I, however, am to take my time, stop for breath if I need to, for, I soon realise, climbing up is hard work and my arms ache after only a couple of metres. Yet as I continue my methodical ascent up the shaft, one rung at a time, leaning back into the safety harness over the concrete chasm expanding below, I decide that the only way to keep my panic-stricken vertigo at bay is to continue without a pause, step by horribly narrow step. Some fifteen minutes later we reach the top and clamber into the oval fibreglass pod from where the three huge blades turning lazily in the sunny breeze are controlled.
The engineer turns off the blades and we clamber onto the top of the pod. At this giddying-distance the headquarters and storage buildings of Enercon, one of the world’s leading wind turbine producers, appear like a child’s miniature landscape, with even its own tiny railway line leading to the coast from where the many turbines are shipped across the world. The child is messily spreading its tiny toys across the floor: “Enercon isn’t expanding, it’s exploding”, another safety engineer comments.
Roughly 13,000 workers have passed the vertigo and security test and gone on to build and service over 16,000 wind turbines in some 30 countries. “Assembling a turbine takes about six to eight weeks”, depending on the local conditions, a worker explains. “In the 1990s when we were building wind farms on some of the tiny islands in Japan, we didn’t have email or internet, we felt like real explorers”, he reminisces. What used to be an adventure has long since become a routine procedure, be it in Brazil, India or Scandinavia.

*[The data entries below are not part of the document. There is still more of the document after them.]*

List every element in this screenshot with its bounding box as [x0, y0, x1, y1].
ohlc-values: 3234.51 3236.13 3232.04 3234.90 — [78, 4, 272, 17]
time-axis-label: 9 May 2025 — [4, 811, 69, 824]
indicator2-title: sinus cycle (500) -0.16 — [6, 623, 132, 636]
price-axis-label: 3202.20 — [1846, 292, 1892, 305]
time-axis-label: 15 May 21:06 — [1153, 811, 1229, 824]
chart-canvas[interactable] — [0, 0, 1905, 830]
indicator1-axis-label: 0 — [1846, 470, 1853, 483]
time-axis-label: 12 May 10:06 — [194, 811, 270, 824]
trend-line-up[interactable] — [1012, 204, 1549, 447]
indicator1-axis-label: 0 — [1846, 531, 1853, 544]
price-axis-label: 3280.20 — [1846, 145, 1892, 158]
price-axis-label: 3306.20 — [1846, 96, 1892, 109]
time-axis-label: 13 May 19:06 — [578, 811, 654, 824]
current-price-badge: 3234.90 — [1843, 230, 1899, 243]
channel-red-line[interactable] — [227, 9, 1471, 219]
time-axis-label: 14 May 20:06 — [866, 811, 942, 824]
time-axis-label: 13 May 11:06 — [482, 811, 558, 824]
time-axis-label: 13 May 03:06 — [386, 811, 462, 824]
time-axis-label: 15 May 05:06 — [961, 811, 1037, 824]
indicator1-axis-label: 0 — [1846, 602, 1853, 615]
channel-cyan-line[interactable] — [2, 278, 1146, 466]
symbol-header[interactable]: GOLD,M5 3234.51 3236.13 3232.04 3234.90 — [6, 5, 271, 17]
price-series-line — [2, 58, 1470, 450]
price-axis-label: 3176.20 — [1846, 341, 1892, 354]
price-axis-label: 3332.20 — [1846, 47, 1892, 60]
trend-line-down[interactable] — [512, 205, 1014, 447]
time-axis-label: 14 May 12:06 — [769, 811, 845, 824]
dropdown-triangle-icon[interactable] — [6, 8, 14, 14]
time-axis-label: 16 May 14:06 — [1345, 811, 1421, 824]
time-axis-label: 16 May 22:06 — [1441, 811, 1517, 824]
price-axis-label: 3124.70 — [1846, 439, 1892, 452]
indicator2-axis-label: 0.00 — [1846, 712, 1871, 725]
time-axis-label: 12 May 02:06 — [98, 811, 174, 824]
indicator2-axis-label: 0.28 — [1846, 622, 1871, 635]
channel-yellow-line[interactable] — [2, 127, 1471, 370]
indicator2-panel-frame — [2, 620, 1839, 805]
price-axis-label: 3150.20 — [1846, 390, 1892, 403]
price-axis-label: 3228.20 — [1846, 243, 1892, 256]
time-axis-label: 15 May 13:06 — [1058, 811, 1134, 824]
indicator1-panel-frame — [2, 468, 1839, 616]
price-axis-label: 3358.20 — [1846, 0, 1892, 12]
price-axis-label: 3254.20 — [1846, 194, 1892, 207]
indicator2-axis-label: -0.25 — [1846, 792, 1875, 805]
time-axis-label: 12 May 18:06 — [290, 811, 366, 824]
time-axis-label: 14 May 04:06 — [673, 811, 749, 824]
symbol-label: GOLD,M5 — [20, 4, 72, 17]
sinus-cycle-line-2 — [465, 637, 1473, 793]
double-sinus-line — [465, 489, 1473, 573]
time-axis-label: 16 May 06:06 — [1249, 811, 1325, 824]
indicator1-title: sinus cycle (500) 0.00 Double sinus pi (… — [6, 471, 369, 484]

Wind turbines have been, and are being, built and serviced all over the world, including on many tiny, far-away windy islands that most people would find hard to place on a map. An engineer points to a miniscule dot on the world map on the wall of his office: He has just returned from the Ascension Island, a mere spec in the middle of the Atlantic half-way between Africa and South America, shared by the joint British-American Airfield and BBC Relay Station. The wind farm built by Enercon and henceforth serviced by BBC engineers is going to reduce the need for diesel generators guzzling up expensive imported oil “by some 20 percent or so”.
Other wind-swept, remote islands are forced pay excessive prices for their imported fossil fuels and Enercon is an expert in producing small, robust wind turbines for isolated islands with strong winds. Enercon does not, however, build off-shore wind farms, “we don’t believe offshore facilities are a good idea” the safety engineers explain: building and servicing off-shore is far too dangerous and enough energy can be produced on land.

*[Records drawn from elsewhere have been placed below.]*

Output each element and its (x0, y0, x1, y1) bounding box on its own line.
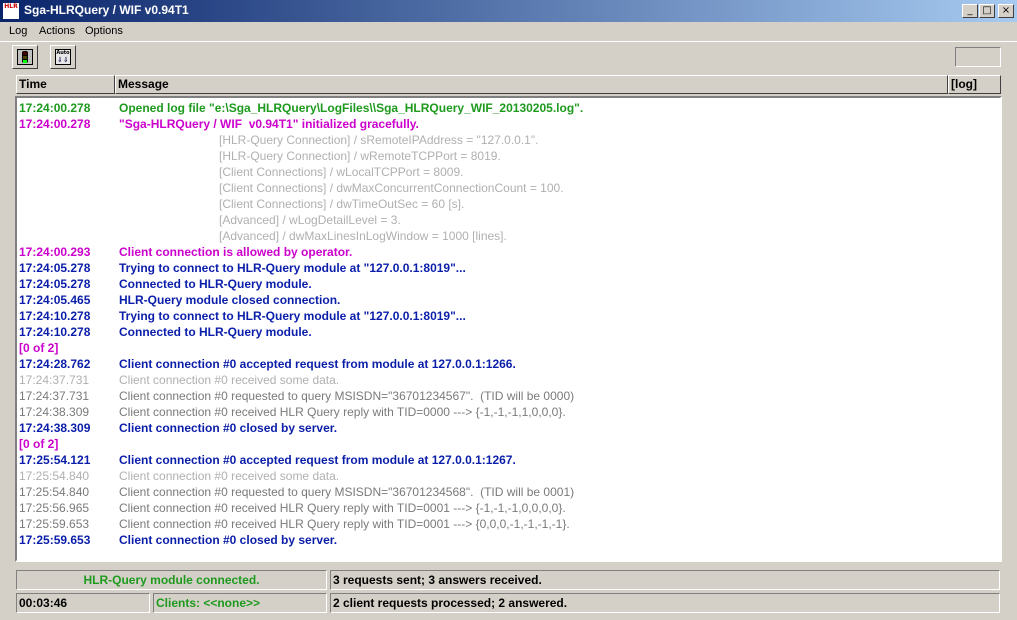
menu-bar: Log Actions Options (0, 22, 1017, 41)
auto-scroll-button[interactable]: Auto ⇓⇓ (50, 45, 76, 69)
log-time: 17:24:37.731 (19, 373, 90, 387)
menu-actions[interactable]: Actions (39, 25, 75, 37)
log-list[interactable]: 17:24:00.278 Opened log file "e:\Sga_HLRQ… (15, 96, 1002, 562)
log-message: Client connection #0 requested to query … (119, 485, 575, 499)
log-message: Client connection #0 received some data. (119, 469, 340, 483)
log-list-header: Time Message [log] (16, 75, 1001, 94)
log-message: Trying to connect to HLR-Query module at… (119, 309, 466, 323)
log-message: Client connection #0 received HLR Query … (119, 517, 570, 531)
log-time: 17:24:00.278 (19, 117, 91, 131)
log-time: 17:25:54.840 (19, 485, 90, 499)
log-message: Client connection #0 closed by server. (119, 421, 338, 435)
log-message: Connected to HLR-Query module. (119, 277, 312, 291)
toolbar-indicator (955, 47, 1001, 67)
window-title: Sga-HLRQuery / WIF v0.94T1 (24, 3, 189, 17)
log-time: 17:25:54.121 (19, 453, 91, 467)
log-message: [Advanced] / wLogDetailLevel = 3. (219, 213, 401, 227)
log-message: Client connection is allowed by operator… (119, 245, 353, 259)
menu-log[interactable]: Log (9, 25, 27, 37)
log-message: [HLR-Query Connection] / wRemoteTCPPort … (219, 149, 501, 163)
log-time: 17:25:54.840 (19, 469, 90, 483)
log-message: Client connection #0 received some data. (119, 373, 340, 387)
log-message: Connected to HLR-Query module. (119, 325, 312, 339)
log-message: "Sga-HLRQuery / WIF v0.94T1" initialized… (119, 117, 419, 131)
traffic-light-icon (17, 49, 33, 65)
log-time: [0 of 2] (19, 341, 59, 355)
log-time: 17:24:05.465 (19, 293, 91, 307)
log-message: [HLR-Query Connection] / sRemoteIPAddres… (219, 133, 539, 147)
log-message: HLR-Query module closed connection. (119, 293, 341, 307)
column-log[interactable]: [log] (948, 75, 1001, 94)
log-time: 17:24:10.278 (19, 309, 91, 323)
log-message: [Client Connections] / wLocalTCPPort = 8… (219, 165, 464, 179)
log-time: 17:25:59.653 (19, 533, 91, 547)
log-time: 17:25:59.653 (19, 517, 90, 531)
column-message[interactable]: Message (115, 75, 948, 94)
log-message: [Client Connections] / dwMaxConcurrentCo… (219, 181, 564, 195)
clients-status: Clients: <<none>> (153, 593, 327, 613)
log-time: 17:24:05.278 (19, 277, 91, 291)
log-message: Opened log file "e:\Sga_HLRQuery\LogFile… (119, 101, 584, 115)
log-time: [0 of 2] (19, 437, 59, 451)
connect-toggle-button[interactable] (12, 45, 38, 69)
log-time: 17:24:00.278 (19, 101, 91, 115)
log-message: Client connection #0 accepted request fr… (119, 453, 516, 467)
toolbar: Auto ⇓⇓ (0, 41, 1017, 74)
log-time: 17:24:00.293 (19, 245, 91, 259)
log-time: 17:25:56.965 (19, 501, 90, 515)
log-time: 17:24:38.309 (19, 421, 91, 435)
minimize-button[interactable]: _ (962, 4, 978, 18)
auto-scroll-icon: Auto ⇓⇓ (55, 49, 71, 65)
requests-summary: 3 requests sent; 3 answers received. (330, 570, 1000, 590)
column-time[interactable]: Time (16, 75, 115, 94)
elapsed-time: 00:03:46 (16, 593, 150, 613)
log-time: 17:24:38.309 (19, 405, 90, 419)
down-arrows-icon: ⇓⇓ (57, 56, 69, 64)
close-button[interactable]: × (998, 4, 1014, 18)
module-status: HLR-Query module connected. (16, 570, 327, 590)
log-message: Client connection #0 requested to query … (119, 389, 575, 403)
log-message: [Advanced] / dwMaxLinesInLogWindow = 100… (219, 229, 507, 243)
menu-options[interactable]: Options (85, 25, 123, 37)
log-time: 17:24:10.278 (19, 325, 91, 339)
log-time: 17:24:28.762 (19, 357, 91, 371)
log-message: Client connection #0 accepted request fr… (119, 357, 516, 371)
title-bar[interactable]: HLR Sga-HLRQuery / WIF v0.94T1 _ □ × (0, 0, 1017, 22)
app-icon[interactable]: HLR (3, 3, 19, 19)
log-time: 17:24:05.278 (19, 261, 91, 275)
maximize-button[interactable]: □ (979, 4, 995, 18)
log-message: Client connection #0 closed by server. (119, 533, 338, 547)
log-message: Client connection #0 received HLR Query … (119, 501, 566, 515)
log-message: Client connection #0 received HLR Query … (119, 405, 566, 419)
log-message: Trying to connect to HLR-Query module at… (119, 261, 466, 275)
log-time: 17:24:37.731 (19, 389, 90, 403)
log-message: [Client Connections] / dwTimeOutSec = 60… (219, 197, 465, 211)
clients-summary: 2 client requests processed; 2 answered. (330, 593, 1000, 613)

The Falkland Islands, populated by more sheep and penguins than people, better known for Transatlantic conflicts than alternative energies, have installed several Enercon wind turbines, in addition to three turbines purchased in 2006 which make up the Sand Bay Wind Farm and provide energy for some 85 percent of remote Falklands farms. While in 2007 the tiny islands imported some 271 barrels of oil per day to fuel its diesel generators and with oil prices in volatile fluctuation this dependency proved expensive. With the extension of its wind farm, the government hopes to drop fossil fuel dependency further. The turbines are serviced by the islanders: “Several Falklanders came here to learn how to look after the turbines”, the engineer explains. He smiles, remembering how he took the islanders, whose main town Port Stanley has a population of just over 2,000, to Bremen for them to experience a real city’s nightlife.

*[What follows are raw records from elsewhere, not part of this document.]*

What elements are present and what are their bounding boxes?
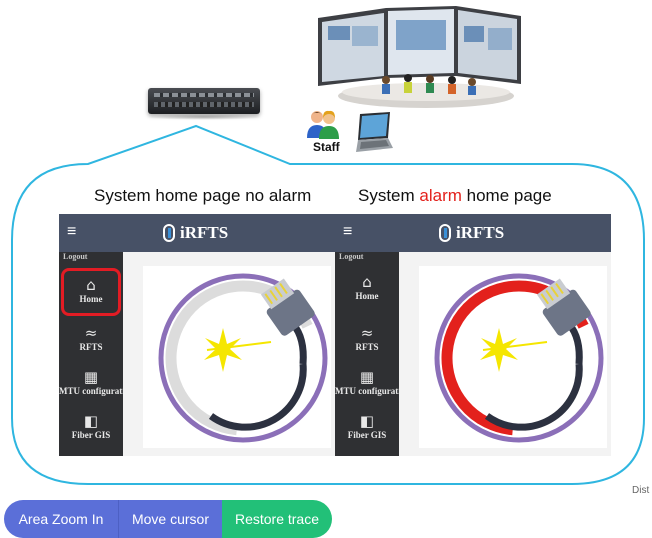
rack-server-image: [148, 88, 260, 114]
panel-title-alarm: System alarm home page: [358, 186, 552, 205]
sidebar-item-home[interactable]: ⌂ Home: [61, 268, 121, 316]
map-icon: ◧: [359, 412, 375, 430]
irfts-logo-icon: [163, 224, 175, 242]
restore-trace-button[interactable]: Restore trace: [222, 500, 332, 538]
panel-title-no-alarm: System home page no alarm: [94, 186, 312, 205]
trace-icon: ≈: [84, 324, 98, 342]
home-page-panel-no-alarm: ≡ iRFTS Logout ⌂ Home ≈ RFTS ▦ MTU confi…: [59, 214, 335, 456]
status-content-area: [143, 266, 331, 448]
sidebar-item-rfts[interactable]: ≈ RFTS: [59, 324, 123, 352]
staff-icon: [307, 110, 339, 139]
sidebar-item-fiber-gis[interactable]: ◧ Fiber GIS: [59, 412, 123, 440]
logout-link[interactable]: Logout: [63, 252, 87, 261]
sidebar: Logout ⌂ Home ≈ RFTS ▦ MTU configurati ◧…: [335, 252, 399, 456]
irfts-logo-icon: [439, 224, 451, 242]
move-cursor-button[interactable]: Move cursor: [118, 500, 222, 538]
trace-icon: ≈: [360, 324, 374, 342]
sidebar-item-home[interactable]: ⌂ Home: [335, 273, 399, 301]
app-header: ≡ iRFTS: [335, 214, 611, 252]
home-icon: ⌂: [362, 273, 372, 291]
app-brand: iRFTS: [439, 223, 504, 243]
sidebar-item-mtu-configuration[interactable]: ▦ MTU configurati: [335, 368, 399, 396]
menu-icon[interactable]: ≡: [67, 224, 76, 240]
status-content-area: [419, 266, 607, 448]
sidebar-item-mtu-configuration[interactable]: ▦ MTU configurati: [59, 368, 123, 396]
laptop-icon: [356, 112, 393, 152]
map-icon: ◧: [83, 412, 99, 430]
app-header: ≡ iRFTS: [59, 214, 335, 252]
menu-icon[interactable]: ≡: [343, 224, 352, 240]
distance-label: Dist: [632, 485, 650, 496]
sidebar-item-rfts[interactable]: ≈ RFTS: [335, 324, 399, 352]
sidebar: Logout ⌂ Home ≈ RFTS ▦ MTU configurati ◧…: [59, 252, 123, 456]
home-page-panel-alarm: ≡ iRFTS Logout ⌂ Home ≈ RFTS ▦ MTU confi…: [335, 214, 611, 456]
grid-icon: ▦: [359, 368, 375, 386]
app-brand: iRFTS: [163, 223, 228, 243]
control-room-image: [318, 6, 521, 108]
staff-label: Staff: [313, 140, 340, 154]
fiber-status-graphic: [158, 273, 328, 443]
grid-icon: ▦: [83, 368, 99, 386]
sidebar-item-fiber-gis[interactable]: ◧ Fiber GIS: [335, 412, 399, 440]
home-icon: ⌂: [86, 276, 96, 294]
logout-link[interactable]: Logout: [339, 252, 363, 261]
fiber-alarm-graphic: [434, 273, 604, 443]
area-zoom-in-button[interactable]: Area Zoom In: [4, 500, 118, 538]
alarm-word: alarm: [419, 186, 462, 205]
server-shadow: [146, 114, 262, 120]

Yet energy is once again fuelling Transatlantic tensions: Relations between Britain and Argentina over the windy Falkland Islands, or Islas Malvinas in Spanish, have recently gone from, well, stormy to gale-force. British companies have begun explanatory oil drills in the disputed Falklands basin, said to contain huge oil reserves. Rockhopper, one of the companies undertaking the exploratory oil drills, recently announced that the preliminary drills produced medium crude oils and is likely to be commercially viable at oil prices of 50 dollars per barrel. Argentina is furious and claims that Britain is stealing what should rightly be its oil and potential income.
The company concedes though that further drilling explorations are necessary, and much depends on oil prices and smoothing the stormy Transatlantic waters. It may still take years before any oil is pumped to the surface. Until then the Falklanders will continue to clamber up their wind turbines, which the government hopes will produce some forty percent of the island’s energy by the end of this year, with considerably less trepidation and panic than I did.